Mornin'. I'm sitting here in the Marriott Biscayne Bay hotel, in a room on the 8th floor, with a view of the port of Miami, a pea-green sea (it's the overcast), and the causeway leading to South Beach, where I'm going later to do Jaegermeister shots in a bar full of flip-flop shod scholars on spring break until I'm drunk enough to duck into a tattoo parlor to have the profile of Caroline Wozniacki tattooed across my shoulder blades. As if. . .
Actually, I nailed it pretty clean this time. As a frequent hotel guest, I can tell you it's not just where you stay, but where they put you in the joint, and that's something over which you don't always have control unless you're the type who doesn't mind changing rooms midway through a stay (I do). I can tell you this: You don't want by the ice machine. You don't want by the elevators. You don't want the view of rooftop parking, at least not when you have the big blue (on a sunny day) ocean and a dozen yachts bobbing around on their moorings just around the corner from your depressing "viewscape."
And you - or at least I - don't want the 32nd floor of the high-rise hotel. I prefer to have my boots on the ground and don't like to stay any higher above terra firma than I must. The idea of going out to one of those restaurants rotating like a giant top 500 feet above some city doesn't make me want to eat, it makes me want to puke.
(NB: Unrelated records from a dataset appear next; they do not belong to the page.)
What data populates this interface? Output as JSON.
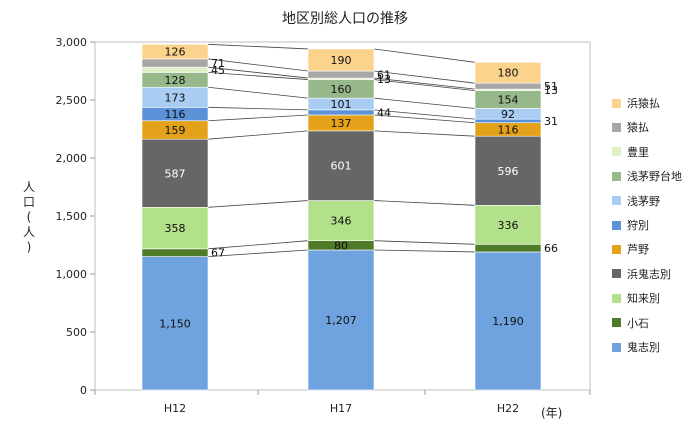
{
  "chart_data": {
    "type": "bar",
    "stacked": true,
    "title": "地区別総人口の推移",
    "ylabel": [
      "人",
      "口",
      "(",
      "人",
      ")"
    ],
    "xunit": "(年)",
    "categories": [
      "H12",
      "H17",
      "H22"
    ],
    "ylim": [
      0,
      3000
    ],
    "yticks": [
      "0",
      "500",
      "1,000",
      "1,500",
      "2,000",
      "2,500",
      "3,000"
    ],
    "ytick_values": [
      0,
      500,
      1000,
      1500,
      2000,
      2500,
      3000
    ],
    "grid": false,
    "legend_position": "right",
    "series": [
      {
        "name": "鬼志別",
        "color": "#6fa3e0",
        "values": [
          1150,
          1207,
          1190
        ],
        "labels": [
          "1,150",
          "1,207",
          "1,190"
        ]
      },
      {
        "name": "小石",
        "color": "#4f7a28",
        "values": [
          67,
          80,
          66
        ],
        "labels": [
          "67",
          "80",
          "66"
        ]
      },
      {
        "name": "知来別",
        "color": "#b3e08a",
        "values": [
          358,
          346,
          336
        ],
        "labels": [
          "358",
          "346",
          "336"
        ]
      },
      {
        "name": "浜鬼志別",
        "color": "#666666",
        "values": [
          587,
          601,
          596
        ],
        "labels": [
          "587",
          "601",
          "596"
        ]
      },
      {
        "name": "芦野",
        "color": "#e3a21a",
        "values": [
          159,
          137,
          116
        ],
        "labels": [
          "159",
          "137",
          "116"
        ]
      },
      {
        "name": "狩別",
        "color": "#5b92d8",
        "values": [
          116,
          44,
          31
        ],
        "labels": [
          "116",
          "44",
          "31"
        ]
      },
      {
        "name": "浅茅野",
        "color": "#a8ccf2",
        "values": [
          173,
          101,
          92
        ],
        "labels": [
          "173",
          "101",
          "92"
        ]
      },
      {
        "name": "浅茅野台地",
        "color": "#97b88a",
        "values": [
          128,
          160,
          154
        ],
        "labels": [
          "128",
          "160",
          "154"
        ]
      },
      {
        "name": "豊里",
        "color": "#dff0c4",
        "values": [
          45,
          13,
          13
        ],
        "labels": [
          "45",
          "13",
          "13"
        ]
      },
      {
        "name": "猿払",
        "color": "#a6a6a6",
        "values": [
          71,
          61,
          51
        ],
        "labels": [
          "71",
          "61",
          "51"
        ]
      },
      {
        "name": "浜猿払",
        "color": "#fbd38c",
        "values": [
          126,
          190,
          180
        ],
        "labels": [
          "126",
          "190",
          "180"
        ]
      }
    ]
  }
}
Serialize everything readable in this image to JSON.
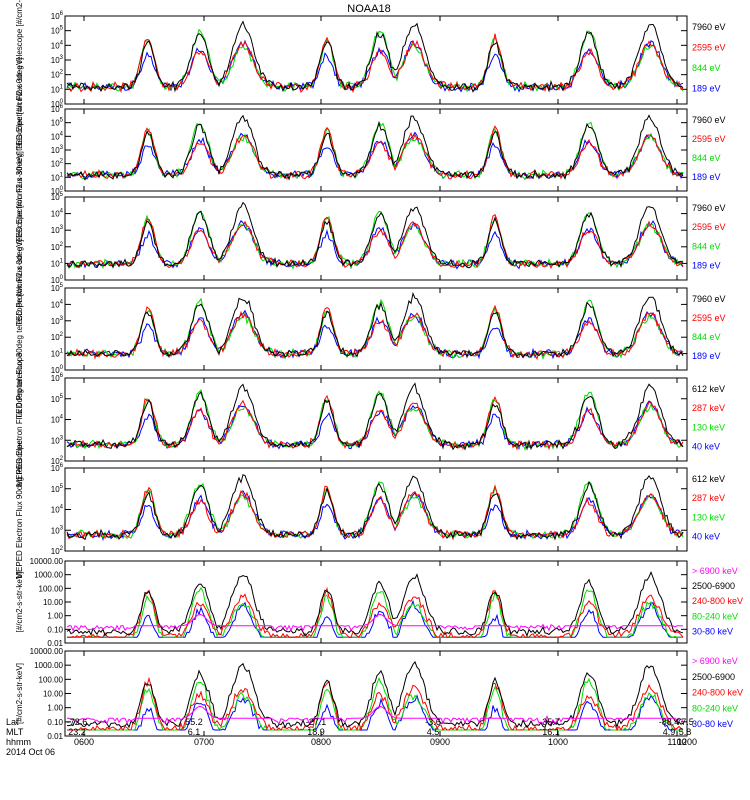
{
  "figure": {
    "title": "NOAA18",
    "date_label": "2014 Oct 06",
    "row_labels": [
      "Lat",
      "MLT",
      "hhmm"
    ],
    "time_axis": {
      "lat": [
        "-72.6",
        "55.2",
        "-27.1",
        "-3.6",
        "35.7",
        "-88.4",
        "77.5"
      ],
      "mlt": [
        "23.2",
        "6.1",
        "18.9",
        "4.5",
        "16.1",
        "4.9",
        "5.8"
      ],
      "hhmm": [
        "0600",
        "0700",
        "0800",
        "0900",
        "1000",
        "1100",
        "1200"
      ]
    }
  },
  "colors": {
    "black": "#000000",
    "red": "#ff0000",
    "green": "#00dd00",
    "blue": "#0000ff",
    "magenta": "#ff00ff"
  },
  "chart_data": [
    {
      "type": "line",
      "ylabel": "TED Electron Flux 0deg telescope [#/cm2-s-str-eV]",
      "yscale": "log",
      "ylim": [
        1,
        1000000
      ],
      "ytick_labels": [
        "10^0",
        "10^1",
        "10^2",
        "10^3",
        "10^4",
        "10^5",
        "10^6"
      ],
      "series": [
        {
          "name": "7960 eV",
          "color": "#000000"
        },
        {
          "name": "2595 eV",
          "color": "#ff0000"
        },
        {
          "name": "844 eV",
          "color": "#00dd00"
        },
        {
          "name": "189 eV",
          "color": "#0000ff"
        }
      ]
    },
    {
      "type": "line",
      "ylabel": "TED Electron Flux 30deg telescope [#/cm2-s-str-eV]",
      "yscale": "log",
      "ylim": [
        1,
        1000000
      ],
      "ytick_labels": [
        "10^0",
        "10^1",
        "10^2",
        "10^3",
        "10^4",
        "10^5",
        "10^6"
      ],
      "series": [
        {
          "name": "7960 eV",
          "color": "#000000"
        },
        {
          "name": "2595 eV",
          "color": "#ff0000"
        },
        {
          "name": "844 eV",
          "color": "#00dd00"
        },
        {
          "name": "189 eV",
          "color": "#0000ff"
        }
      ]
    },
    {
      "type": "line",
      "ylabel": "TED Proton Flux 0deg telescope [#/cm2-s-str-eV]",
      "yscale": "log",
      "ylim": [
        1,
        100000
      ],
      "ytick_labels": [
        "10^0",
        "10^1",
        "10^2",
        "10^3",
        "10^4",
        "10^5"
      ],
      "series": [
        {
          "name": "7960 eV",
          "color": "#000000"
        },
        {
          "name": "2595 eV",
          "color": "#ff0000"
        },
        {
          "name": "844 eV",
          "color": "#00dd00"
        },
        {
          "name": "189 eV",
          "color": "#0000ff"
        }
      ]
    },
    {
      "type": "line",
      "ylabel": "TED Proton Flux 30deg telescope [#/cm2-s-str-eV]",
      "yscale": "log",
      "ylim": [
        1,
        100000
      ],
      "ytick_labels": [
        "10^0",
        "10^1",
        "10^2",
        "10^3",
        "10^4",
        "10^5"
      ],
      "series": [
        {
          "name": "7960 eV",
          "color": "#000000"
        },
        {
          "name": "2595 eV",
          "color": "#ff0000"
        },
        {
          "name": "844 eV",
          "color": "#00dd00"
        },
        {
          "name": "189 eV",
          "color": "#0000ff"
        }
      ]
    },
    {
      "type": "line",
      "ylabel": "MEPED Electron Flux 0deg telescope",
      "yscale": "log",
      "ylim": [
        100,
        1000000
      ],
      "ytick_labels": [
        "10^2",
        "10^3",
        "10^4",
        "10^5",
        "10^6"
      ],
      "series": [
        {
          "name": "612 keV",
          "color": "#000000"
        },
        {
          "name": "287 keV",
          "color": "#ff0000"
        },
        {
          "name": "130 keV",
          "color": "#00dd00"
        },
        {
          "name": "40 keV",
          "color": "#0000ff"
        }
      ]
    },
    {
      "type": "line",
      "ylabel": "MEPED Electron Flux 90deg telescope",
      "yscale": "log",
      "ylim": [
        100,
        1000000
      ],
      "ytick_labels": [
        "10^2",
        "10^3",
        "10^4",
        "10^5",
        "10^6"
      ],
      "series": [
        {
          "name": "612 keV",
          "color": "#000000"
        },
        {
          "name": "287 keV",
          "color": "#ff0000"
        },
        {
          "name": "130 keV",
          "color": "#00dd00"
        },
        {
          "name": "40 keV",
          "color": "#0000ff"
        }
      ]
    },
    {
      "type": "line",
      "ylabel": "[#/cm2-s-str-keV]",
      "yscale": "log",
      "ylim": [
        0.01,
        10000
      ],
      "ytick_labels": [
        "0.01",
        "0.10",
        "1.00",
        "10.00",
        "100.00",
        "1000.00",
        "10000.00"
      ],
      "series": [
        {
          "name": "> 6900 keV",
          "color": "#ff00ff"
        },
        {
          "name": "2500-6900",
          "color": "#000000"
        },
        {
          "name": "240-800 keV",
          "color": "#ff0000"
        },
        {
          "name": "80-240 keV",
          "color": "#00dd00"
        },
        {
          "name": "30-80 keV",
          "color": "#0000ff"
        }
      ]
    },
    {
      "type": "line",
      "ylabel": "[#/cm2-s-str-keV]",
      "yscale": "log",
      "ylim": [
        0.01,
        10000
      ],
      "ytick_labels": [
        "0.01",
        "0.10",
        "1.00",
        "10.00",
        "100.00",
        "1000.00",
        "10000.00"
      ],
      "series": [
        {
          "name": "> 6900 keV",
          "color": "#ff00ff"
        },
        {
          "name": "2500-6900",
          "color": "#000000"
        },
        {
          "name": "240-800 keV",
          "color": "#ff0000"
        },
        {
          "name": "80-240 keV",
          "color": "#00dd00"
        },
        {
          "name": "30-80 keV",
          "color": "#0000ff"
        }
      ]
    }
  ]
}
For me, the sweet spot is anywhere between the 5th and 10th floor. And here's the added bonus this week: my "window" is a great big sliding glass door that actually opens all the way. When I came in last night, I turned off the air-conditioning, opened the glass door and, after getting cleaned up, I settled into bed with a scotch over ice while watching the translucent white curtain billow in and out. I wished I hadn't left my book back in New York, but I lay back and fell asleep soon enough.
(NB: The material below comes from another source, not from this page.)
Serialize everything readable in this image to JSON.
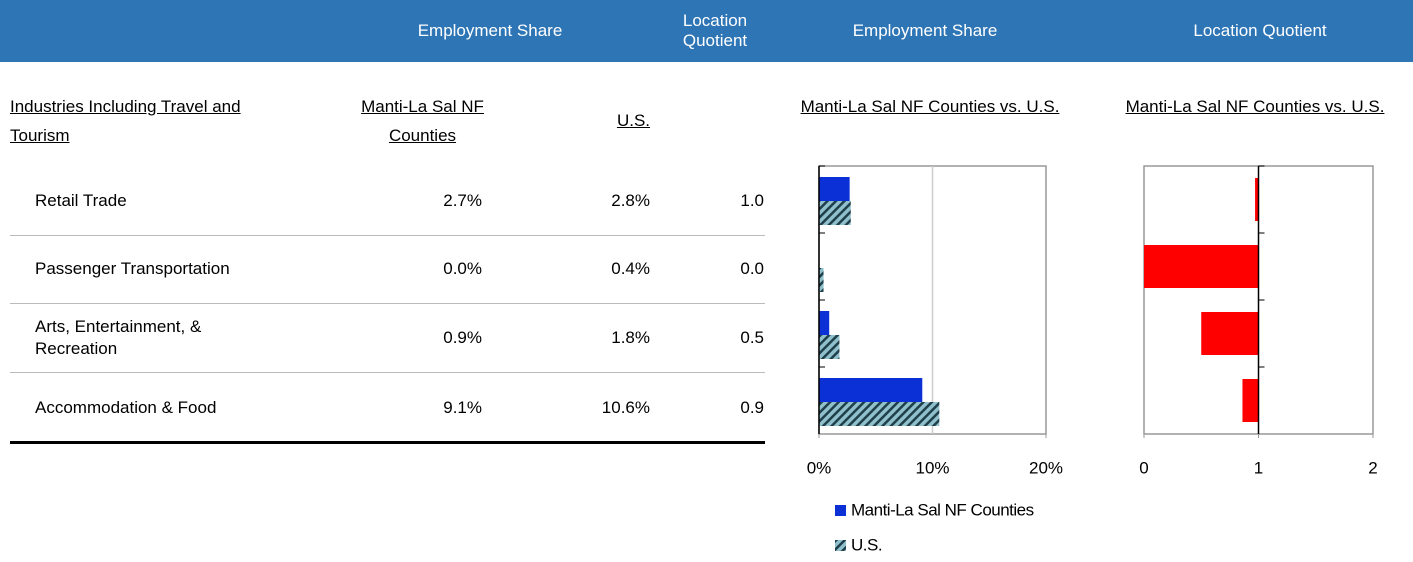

My flight in was delayed by a few hours, so the Gonazlez-Stepanek match was well underway when I arrived. It took some time to get my credentials and parking pass sorted out, and while I waited at the courtesy desk in the media center, a German lady photographer couldn't help but crow: Tomorrow is going to be the best day, ever! I can see why she's all fired up - the day begins with Tomas Berdych vs. Novak Djokovic (the grandstand opener isn't exactly dog poop either: Gillles Simon vs. Jo-Wilfried Tsonga) and the menu also includes a very tantalizing Andy Roddick vs. Gael Monfils, Andy Murray vs. Viktor Troicki, and either David Ferrer or Marin Cilic vs. Juan Martin del Potro. The nightcap is Rafael Nadal vs. Stan Wawrinka, just in case you aren't tennised-out.
Oh, and I failed to mention Roger Federer's match with Taylor Dent. I had time last night to write a post for ESPN on the resurgence of Dent. I may write that match today for y'all, partly because Taylor's story is a pretty inspirational one. But also because he plays high-risk, relentless attacking tennis, and he has some big serve. As some wag said of the man who invented the modern revolver: God made some men big and some men small, but Sam Colt made them equal."
This week, I'll be writing for the Tennis.com home page, much like I did during Davis Cup. But I think I'll be using some form of those files for my red-meant posts as well. We'll see how it works out. I'll keep you posted.